Le fait que les deux dernières études démontrent cela, alors même qu'elles viennent d'institutions qui ont été le fer de lance du pédagogisme — et la réduction des effectifs est un des leitmotiv de cette école destructrice de l'éducation —, témoigne du changement important qui est en train de s'opérer dans le milieu éducatif, avec un retour au réel et au bon sens de plus en plus prégnant.
La réduction des effectifs d'élèves en classe figure toujours parmi les revendications des syndicats de l'éducation, mais c'est une revendication qui ne repose sur aucun fait tangible. Comme souvent, on cherche à augmenter les moyens financiers, avant de s'interroger sur la validité des procédés pédagogiques.
Finalement, quelles sont alors les conditions de la réussite des élèves ? Ces études en citent deux de façon claire, et une troisième en creux de leurs conclusions.

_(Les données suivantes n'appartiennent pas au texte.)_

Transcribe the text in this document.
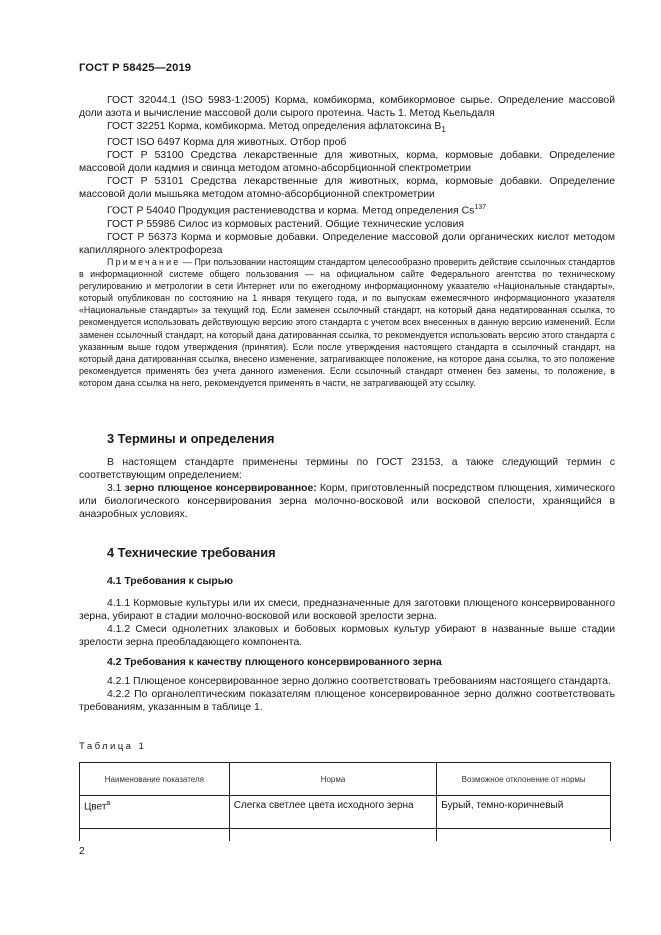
ГОСТ Р 58425—2019

ГОСТ 32044.1 (ISO 5983-1:2005) Корма, комбикорма, комбикормовое сырье. Определение массовой доли азота и вычисление массовой доли сырого протеина. Часть 1. Метод Кьельдаля

ГОСТ 32251 Корма, комбикорма. Метод определения афлатоксина $В_1$

ГОСТ ISO 6497 Корма для животных. Отбор проб

ГОСТ Р 53100 Средства лекарственные для животных, корма, кормовые добавки. Определение массовой доли кадмия и свинца методом атомно-абсорбционной спектрометрии

ГОСТ Р 53101 Средства лекарственные для животных, корма, кормовые добавки. Определение массовой доли мышьяка методом атомно-абсорбционной спектрометрии

ГОСТ Р 54040 Продукция растениеводства и корма. Метод определения Cs$^{137}$

ГОСТ Р 55986 Силос из кормовых растений. Общие технические условия

ГОСТ Р 56373 Корма и кормовые добавки. Определение массовой доли органических кислот методом капиллярного электрофореза

Примечание — При пользовании настоящим стандартом целесообразно проверить действие ссылочных стандартов в информационной системе общего пользования — на официальном сайте Федерального агентства по техническому регулированию и метрологии в сети Интернет или по ежегодному информационному указателю «Национальные стандарты», который опубликован по состоянию на 1 января текущего года, и по выпускам ежемесячного информационного указателя «Национальные стандарты» за текущий год. Если заменен ссылочный стандарт, на который дана недатированная ссылка, то рекомендуется использовать действующую версию этого стандарта с учетом всех внесенных в данную версию изменений. Если заменен ссылочный стандарт, на который дана датированная ссылка, то рекомендуется использовать версию этого стандарта с указанным выше годом утверждения (принятия). Если после утверждения настоящего стандарта в ссылочный стандарт, на который дана датированная ссылка, внесено изменение, затрагивающее положение, на которое дана ссылка, то это положение рекомендуется применять без учета данного изменения. Если ссылочный стандарт отменен без замены, то положение, в котором дана ссылка на него, рекомендуется применять в части, не затрагивающей эту ссылку.

3 Термины и определения

В настоящем стандарте применены термины по ГОСТ 23153, а также следующий термин с соответствующим определением:

3.1 зерно плющеное консервированное: Корм, приготовленный посредством плющения, химического или биологического консервирования зерна молочно-восковой или восковой спелости, хранящийся в анаэробных условиях.

4 Технические требования
4.1 Требования к сырью

4.1.1 Кормовые культуры или их смеси, предназначенные для заготовки плющеного консервированного зерна, убирают в стадии молочно-восковой или восковой зрелости зерна.

4.1.2 Смеси однолетних злаковых и бобовых кормовых культур убирают в названные выше стадии зрелости зерна преобладающего компонента.

4.2 Требования к качеству плющеного консервированного зерна

4.2.1 Плющеное консервированное зерно должно соответствовать требованиям настоящего стандарта.

4.2.2 По органолептическим показателям плющеное консервированное зерно должно соответствовать требованиям, указанным в таблице 1.

Таблица 1
Наименование показателя	Норма	Возможное отклонение от нормы
Цвет$^а$	Слегка светлее цвета исходного зерна	Бурый, темно-коричневый

2
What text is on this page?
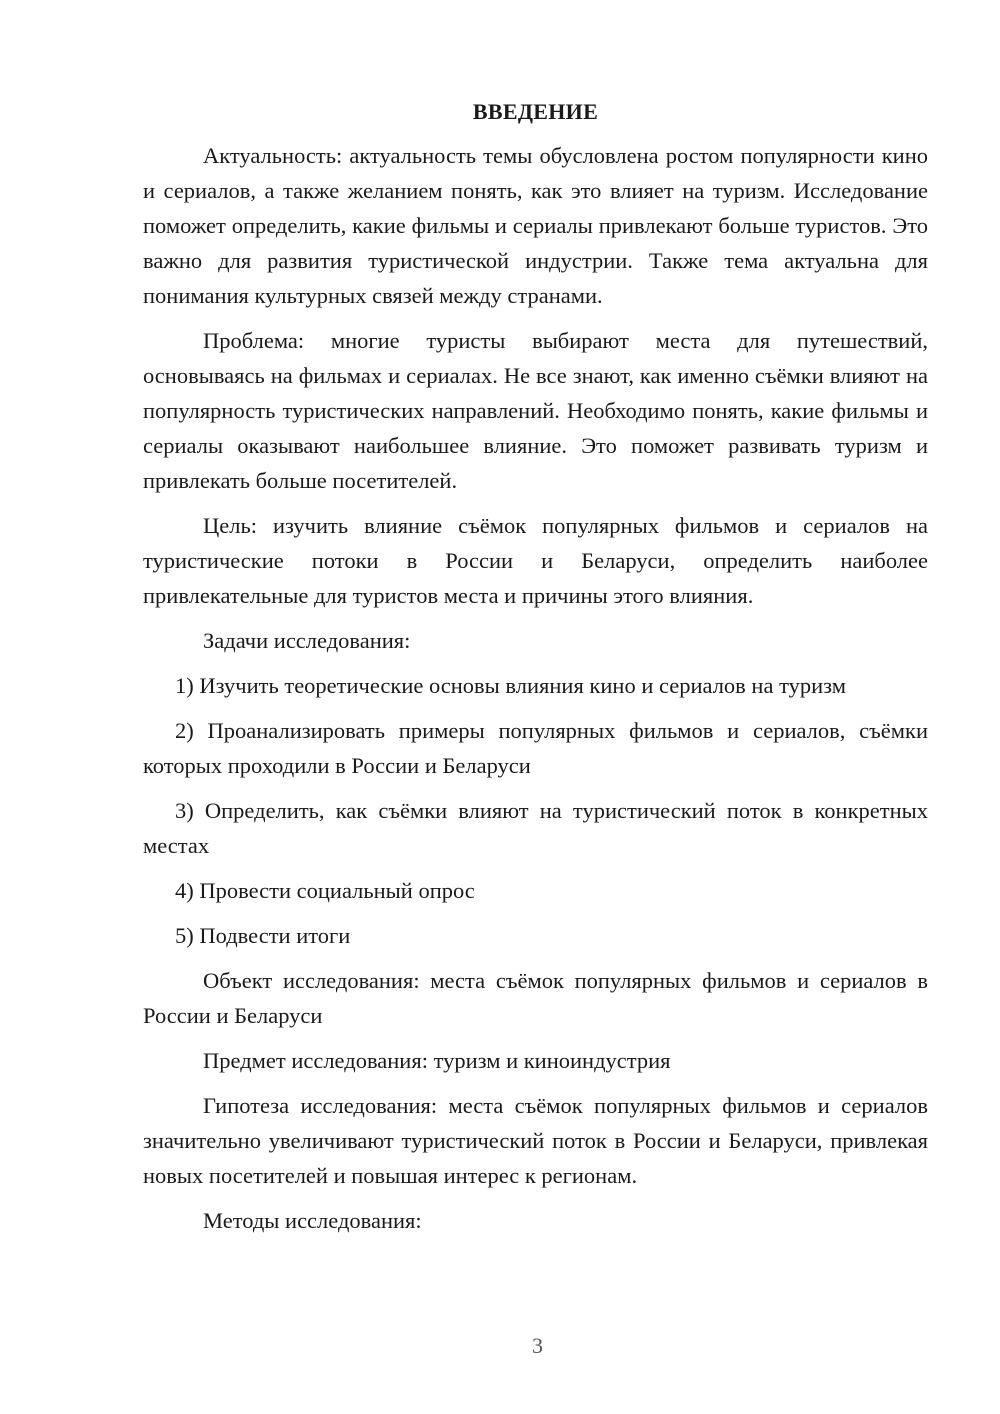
ВВЕДЕНИЕ

Актуальность: актуальность темы обусловлена ростом популярности кино и сериалов, а также желанием понять, как это влияет на туризм. Исследование поможет определить, какие фильмы и сериалы привлекают больше туристов. Это важно для развития туристической индустрии. Также тема актуальна для понимания культурных связей между странами.

Проблема: многие туристы выбирают места для путешествий, основываясь на фильмах и сериалах. Не все знают, как именно съёмки влияют на популярность туристических направлений. Необходимо понять, какие фильмы и сериалы оказывают наибольшее влияние. Это поможет развивать туризм и привлекать больше посетителей.

Цель: изучить влияние съёмок популярных фильмов и сериалов на туристические потоки в России и Беларуси, определить наиболее привлекательные для туристов места и причины этого влияния.

Задачи исследования:

1) Изучить теоретические основы влияния кино и сериалов на туризм

2) Проанализировать примеры популярных фильмов и сериалов, съёмки которых проходили в России и Беларуси

3) Определить, как съёмки влияют на туристический поток в конкретных местах

4) Провести социальный опрос

5) Подвести итоги

Объект исследования: места съёмок популярных фильмов и сериалов в России и Беларуси

Предмет исследования: туризм и киноиндустрия

Гипотеза исследования: места съёмок популярных фильмов и сериалов значительно увеличивают туристический поток в России и Беларуси, привлекая новых посетителей и повышая интерес к регионам.

Методы исследования:

3
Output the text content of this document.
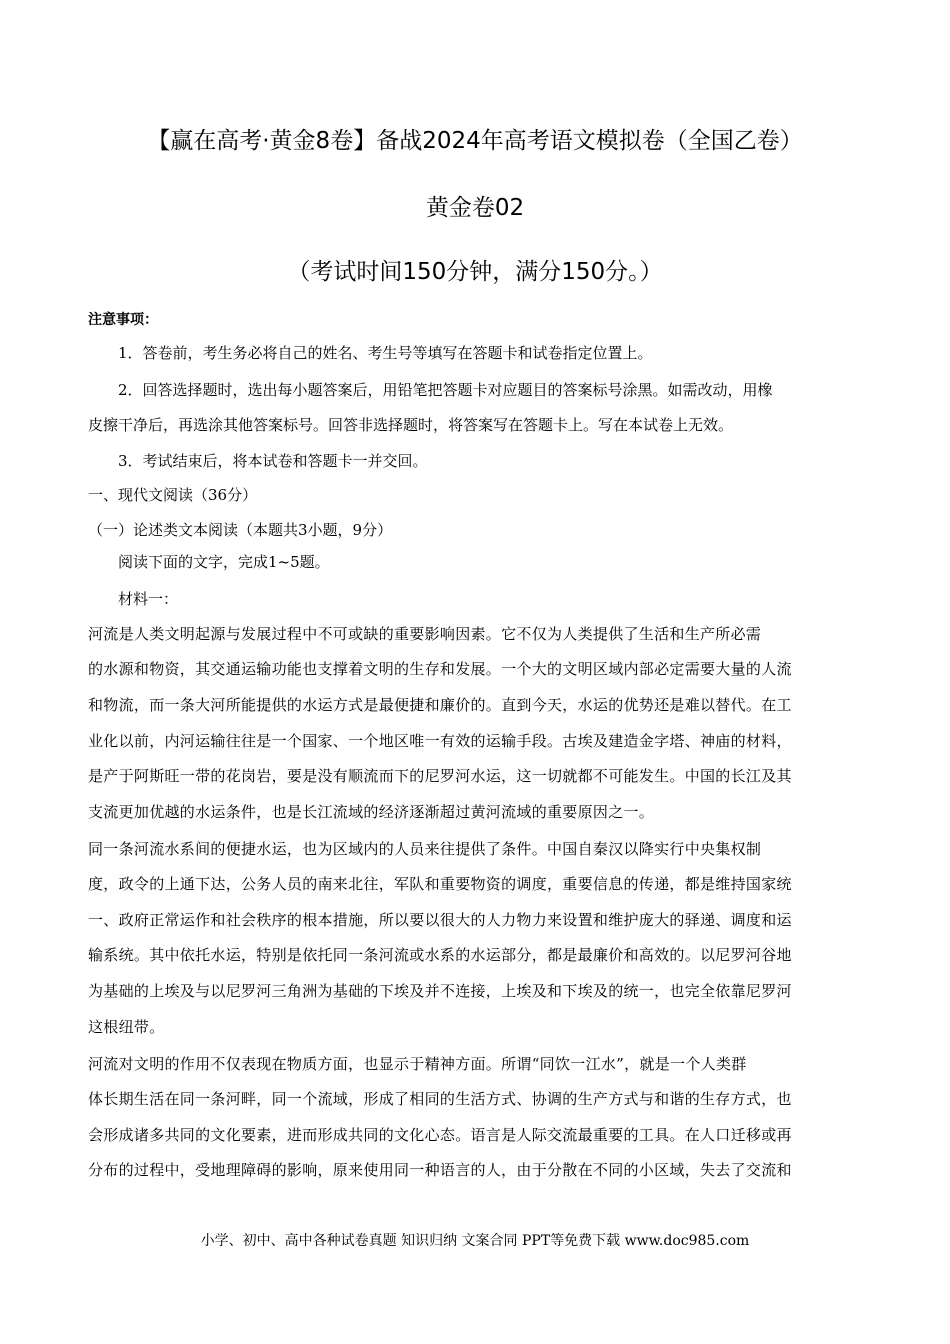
【赢在高考·黄金8卷】备战2024年高考语文模拟卷（全国乙卷）
黄金卷02
（考试时间150分钟，满分150分。）
注意事项：
1．答卷前，考生务必将自己的姓名、考生号等填写在答题卡和试卷指定位置上。
2．回答选择题时，选出每小题答案后，用铅笔把答题卡对应题目的答案标号涂黑。如需改动，用橡
皮擦干净后，再选涂其他答案标号。回答非选择题时，将答案写在答题卡上。写在本试卷上无效。
3．考试结束后，将本试卷和答题卡一并交回。
一、现代文阅读（36分）
（一）论述类文本阅读（本题共3小题，9分）
阅读下面的文字，完成1~5题。
材料一：
河流是人类文明起源与发展过程中不可或缺的重要影响因素。它不仅为人类提供了生活和生产所必需
的水源和物资，其交通运输功能也支撑着文明的生存和发展。一个大的文明区域内部必定需要大量的人流
和物流，而一条大河所能提供的水运方式是最便捷和廉价的。直到今天，水运的优势还是难以替代。在工
业化以前，内河运输往往是一个国家、一个地区唯一有效的运输手段。古埃及建造金字塔、神庙的材料，
是产于阿斯旺一带的花岗岩，要是没有顺流而下的尼罗河水运，这一切就都不可能发生。中国的长江及其
支流更加优越的水运条件，也是长江流域的经济逐渐超过黄河流域的重要原因之一。
同一条河流水系间的便捷水运，也为区域内的人员来往提供了条件。中国自秦汉以降实行中央集权制
度，政令的上通下达，公务人员的南来北往，军队和重要物资的调度，重要信息的传递，都是维持国家统
一、政府正常运作和社会秩序的根本措施，所以要以很大的人力物力来设置和维护庞大的驿递、调度和运
输系统。其中依托水运，特别是依托同一条河流或水系的水运部分，都是最廉价和高效的。以尼罗河谷地
为基础的上埃及与以尼罗河三角洲为基础的下埃及并不连接，上埃及和下埃及的统一，也完全依靠尼罗河
这根纽带。
河流对文明的作用不仅表现在物质方面，也显示于精神方面。所谓“同饮一江水”，就是一个人类群
体长期生活在同一条河畔，同一个流域，形成了相同的生活方式、协调的生产方式与和谐的生存方式，也
会形成诸多共同的文化要素，进而形成共同的文化心态。语言是人际交流最重要的工具。在人口迁移或再
分布的过程中，受地理障碍的影响，原来使用同一种语言的人，由于分散在不同的小区域，失去了交流和
小学、初中、高中各种试卷真题 知识归纳 文案合同 PPT等免费下载 www.doc985.com
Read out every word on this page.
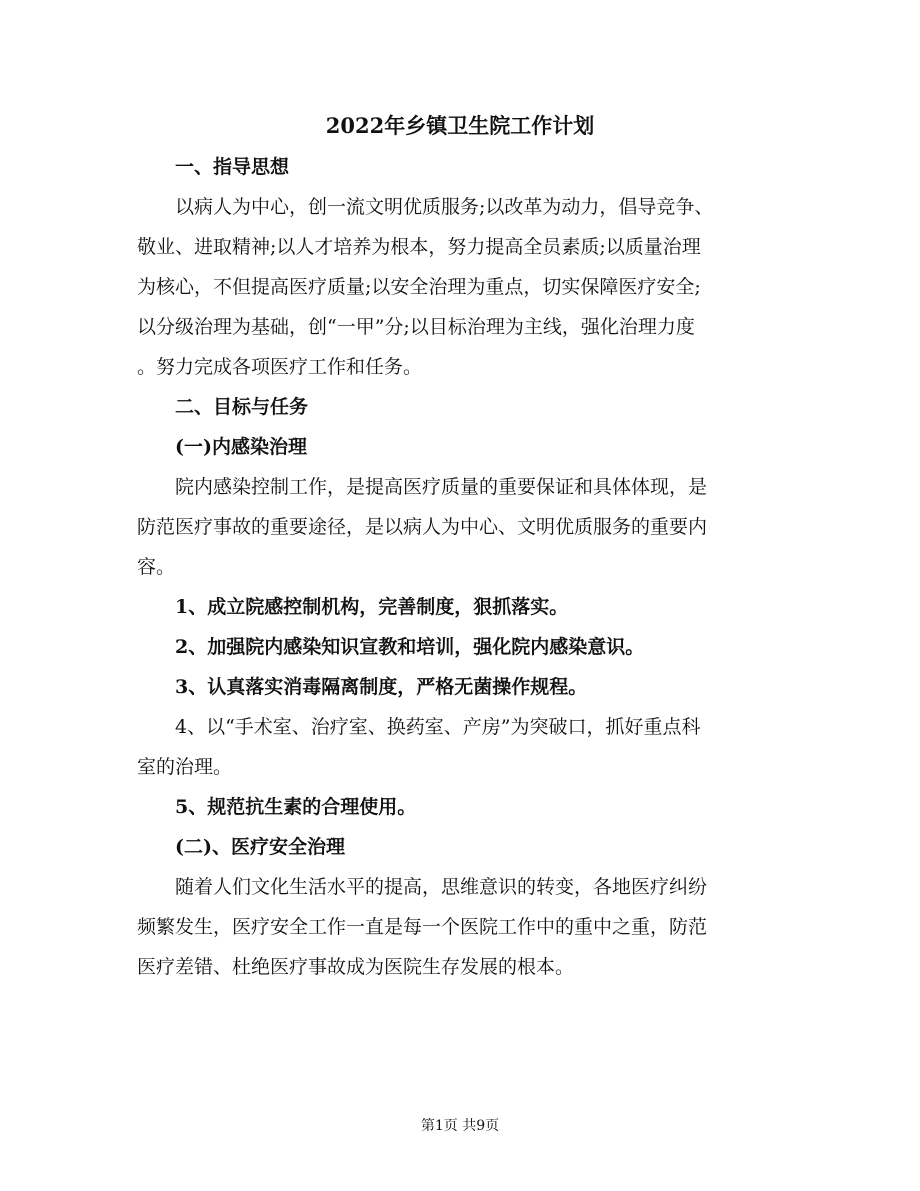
2022年乡镇卫生院工作计划
一、指导思想
以病人为中心，创一流文明优质服务;以改革为动力，倡导竞争、
敬业、进取精神;以人才培养为根本，努力提高全员素质;以质量治理
为核心，不但提高医疗质量;以安全治理为重点，切实保障医疗安全;
以分级治理为基础，创“一甲”分;以目标治理为主线，强化治理力度
。努力完成各项医疗工作和任务。
二、目标与任务
(一)内感染治理
院内感染控制工作，是提高医疗质量的重要保证和具体体现，是
防范医疗事故的重要途径，是以病人为中心、文明优质服务的重要内
容。
1、成立院感控制机构，完善制度，狠抓落实。
2、加强院内感染知识宣教和培训，强化院内感染意识。
3、认真落实消毒隔离制度，严格无菌操作规程。
4、以“手术室、治疗室、换药室、产房”为突破口，抓好重点科
室的治理。
5、规范抗生素的合理使用。
(二)、医疗安全治理
随着人们文化生活水平的提高，思维意识的转变，各地医疗纠纷
频繁发生，医疗安全工作一直是每一个医院工作中的重中之重，防范
医疗差错、杜绝医疗事故成为医院生存发展的根本。
第1页 共9页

Les deux premières conditions sont la qualité et la motivation du corps professoral, ainsi que les méthodes pédagogiques employées. La troisième est qu'un élève a plus de possibilité de réussir s'il se trouve dans une classe dont le niveau est à sa mesure. Ce qui compte, ce n'est donc pas tant l'effectif des classes, que l'ambiance de travail, la bonne camaraderie et le bon niveau scolaire des autres élèves.

*Jean-Baptiste Noé est historien, professeur de lycée, directeur de la revue Cantate. Dernier ouvrage paru, Histoire du Vin et de l'Eglise, 2010.
[1] Programme international pour le suivi des élèves.